На меня тут же свалилась истина: Виттория страдала неизлечимой болезнью — отмиранием нервных клеток. Утренняя гимнастика на самом деле представляла собой ежедневный сеанс лечебной физкультуры, который замедлял продвижение недуга, но не излечивал его. Виттория не обманывала себя: болезнь прогрессировала быстро, жить оставалось недолго, с ее диагнозом больной едва доживал до сорока.
— Теперь ты уйдешь, Улисс.
— Нет.
— Да, ты покинешь меня, как другие. Хотя сказать «покинешь» — преувеличение, мы даже не живем вместе.
Тогда я попросил отвезти нас на машине к бельведеру под пиниями — туда, где мы занимались любовью после смерти Бубы, и на этот раз я сам утешал ее, сжимая в объятиях.
С этого дня я уже не порывался сложить пожитки, я стал постоянным любовником Виттории. Жалость привела меня на путь любви. В последовавшие недели мы жили страстью и крайностями, сменяя горе восторгом, мгновенно переходя от боли к наслаждению. В часы, проведенные праздно в постели после любви, она многое мне открыла. Почему? Потому что нуждалась в этом. И потому, что я молчал.
Влечение побуждало меня целовать ее, ласкать, входить в нее, но никогда — общаться.

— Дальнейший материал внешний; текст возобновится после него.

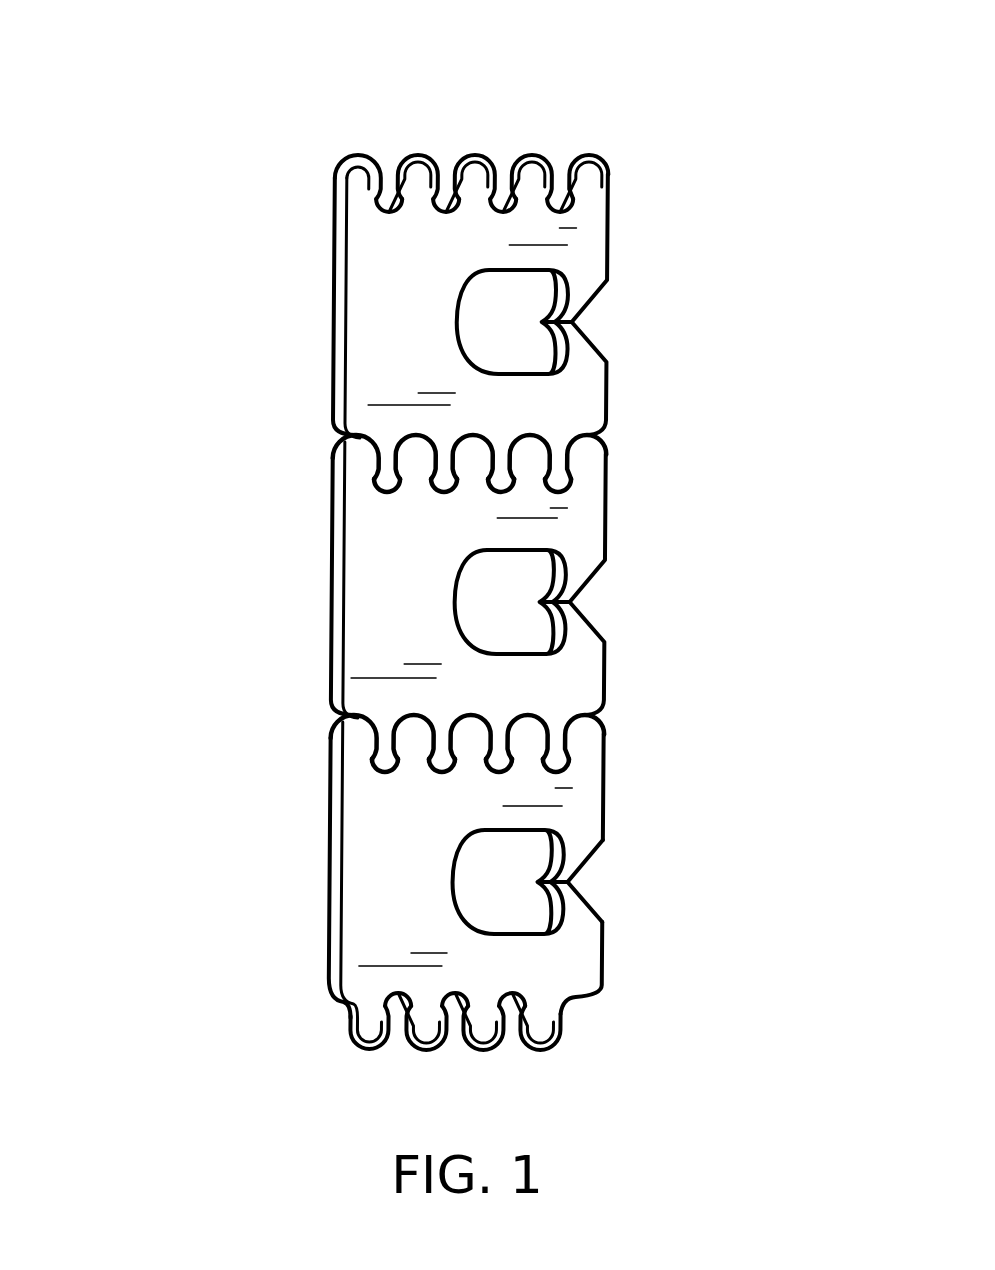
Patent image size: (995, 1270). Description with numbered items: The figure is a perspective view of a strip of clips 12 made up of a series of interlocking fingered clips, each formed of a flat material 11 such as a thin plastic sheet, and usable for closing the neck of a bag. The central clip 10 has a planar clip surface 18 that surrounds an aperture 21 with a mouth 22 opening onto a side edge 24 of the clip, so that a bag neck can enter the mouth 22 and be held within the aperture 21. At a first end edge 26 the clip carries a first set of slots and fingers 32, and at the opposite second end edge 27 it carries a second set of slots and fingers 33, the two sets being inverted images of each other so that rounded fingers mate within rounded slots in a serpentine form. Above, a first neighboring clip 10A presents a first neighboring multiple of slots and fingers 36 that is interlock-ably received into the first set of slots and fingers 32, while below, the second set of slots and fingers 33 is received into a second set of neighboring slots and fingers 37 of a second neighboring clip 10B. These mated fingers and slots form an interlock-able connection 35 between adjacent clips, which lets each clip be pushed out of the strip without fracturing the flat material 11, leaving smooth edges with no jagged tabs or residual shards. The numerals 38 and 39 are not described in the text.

The strip of clips 12 is at (166, 538).
The clip 10 is at (370, 545).
The first neighboring clip 10A is at (381, 260).
The second neighboring clip 10B is at (373, 955).
The flat material 11 is at (362, 372).
The planar clip surface 18 is at (373, 567).
The aperture 21 is at (493, 860).
The mouth 22 is at (572, 882).
The side edge 24 is at (606, 943).
The first end edge 26 is at (543, 157).
The second end edge 27 is at (434, 1050).
The first set of slots and fingers 32 is at (555, 180).
The second set of slots and fingers 33 is at (368, 1012).
The interlock-able connection 35 is at (579, 470).
The first neighboring multiple of slots and fingers 36 is at (564, 740).
The second set of neighboring slots and fingers 37 is at (375, 480).
The end valley 38 is at (389, 210).
The crest lobe 39 is at (422, 175).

Я жил, укрыв сердце свинцовой плитой, и мне не приходило в голову что-то ей рассказать. И потому я вел себя как любовник — вежливый, но немой.

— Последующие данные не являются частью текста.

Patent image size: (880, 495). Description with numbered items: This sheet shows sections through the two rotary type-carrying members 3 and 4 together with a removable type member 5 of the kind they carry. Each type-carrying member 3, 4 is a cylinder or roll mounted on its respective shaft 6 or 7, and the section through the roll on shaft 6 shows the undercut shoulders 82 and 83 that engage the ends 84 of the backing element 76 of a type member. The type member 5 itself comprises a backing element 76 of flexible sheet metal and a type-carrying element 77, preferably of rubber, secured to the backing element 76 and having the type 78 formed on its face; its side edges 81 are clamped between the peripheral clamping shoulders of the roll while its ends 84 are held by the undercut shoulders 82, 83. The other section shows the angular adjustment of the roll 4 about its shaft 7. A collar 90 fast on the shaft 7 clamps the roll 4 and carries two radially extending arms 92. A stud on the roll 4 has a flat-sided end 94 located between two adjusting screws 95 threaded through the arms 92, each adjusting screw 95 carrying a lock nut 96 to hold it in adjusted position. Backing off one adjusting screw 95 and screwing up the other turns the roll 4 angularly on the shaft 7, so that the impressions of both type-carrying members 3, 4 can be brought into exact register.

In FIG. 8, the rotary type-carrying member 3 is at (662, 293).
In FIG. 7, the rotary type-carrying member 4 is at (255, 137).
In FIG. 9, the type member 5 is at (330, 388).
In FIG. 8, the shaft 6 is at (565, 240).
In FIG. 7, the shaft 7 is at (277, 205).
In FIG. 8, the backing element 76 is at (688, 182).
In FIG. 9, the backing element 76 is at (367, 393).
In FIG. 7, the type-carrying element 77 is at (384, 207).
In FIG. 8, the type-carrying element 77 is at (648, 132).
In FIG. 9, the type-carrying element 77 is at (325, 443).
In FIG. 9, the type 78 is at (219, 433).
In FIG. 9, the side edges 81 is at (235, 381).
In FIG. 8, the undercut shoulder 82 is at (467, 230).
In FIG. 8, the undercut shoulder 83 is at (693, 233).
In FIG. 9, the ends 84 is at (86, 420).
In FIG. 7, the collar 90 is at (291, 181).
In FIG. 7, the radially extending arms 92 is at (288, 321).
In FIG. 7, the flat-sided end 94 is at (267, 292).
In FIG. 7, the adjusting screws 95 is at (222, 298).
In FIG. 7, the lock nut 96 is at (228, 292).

В годовщину моего прибытия на Сицилию Виттория решила устроить праздник. В то утро она прильнула своим горячим телом к моему, провела ласковой рукой по моей груди и нежным голосом спросила:
— Улисс, не пора ли тебе открыть свое настоящее имя?
— Мм…
— Я знаю, ты снова станешь говорить, что забыл. Я соглашалась на эту ложь, но теперь, через год, я думаю, что имею право на правду?
Широко раскрытыми глазами я смотрел на нее, любуясь совершенством ее черт, погружал пальцы в безбрежное море ее волос и думал, что объективно я должен чувствовать себя счастливейшим из людей. Однако с губ моих слетели совсем другие слова:
— Меня устраивает имя Улисс. Я привык к нему.
Это звучало сухо, холодно, бесчувственно. Она сморгнула:
— Я хотела бы, чтобы ты открыл сердце, Улисс, чтобы ты поверил мне, чтобы поведал о своем прошлом.
— И что это изменит?
— Это позволит мне сильнее любить тебя.
— Мне достаточно нынешней любви.
— Это доказало бы, что ты меня любишь.
Я отвернулся к окну: теперь разговор мне нравился меньше.
Не повышая тона, с той же нежной теплотой она повторила:
— Да, это доказало бы, что ты меня любишь, ты никогда мне этого не говорил. И наконец, рассказав про себя, ты доверишься мне так же, как я доверилась тебе. Что ты думаешь?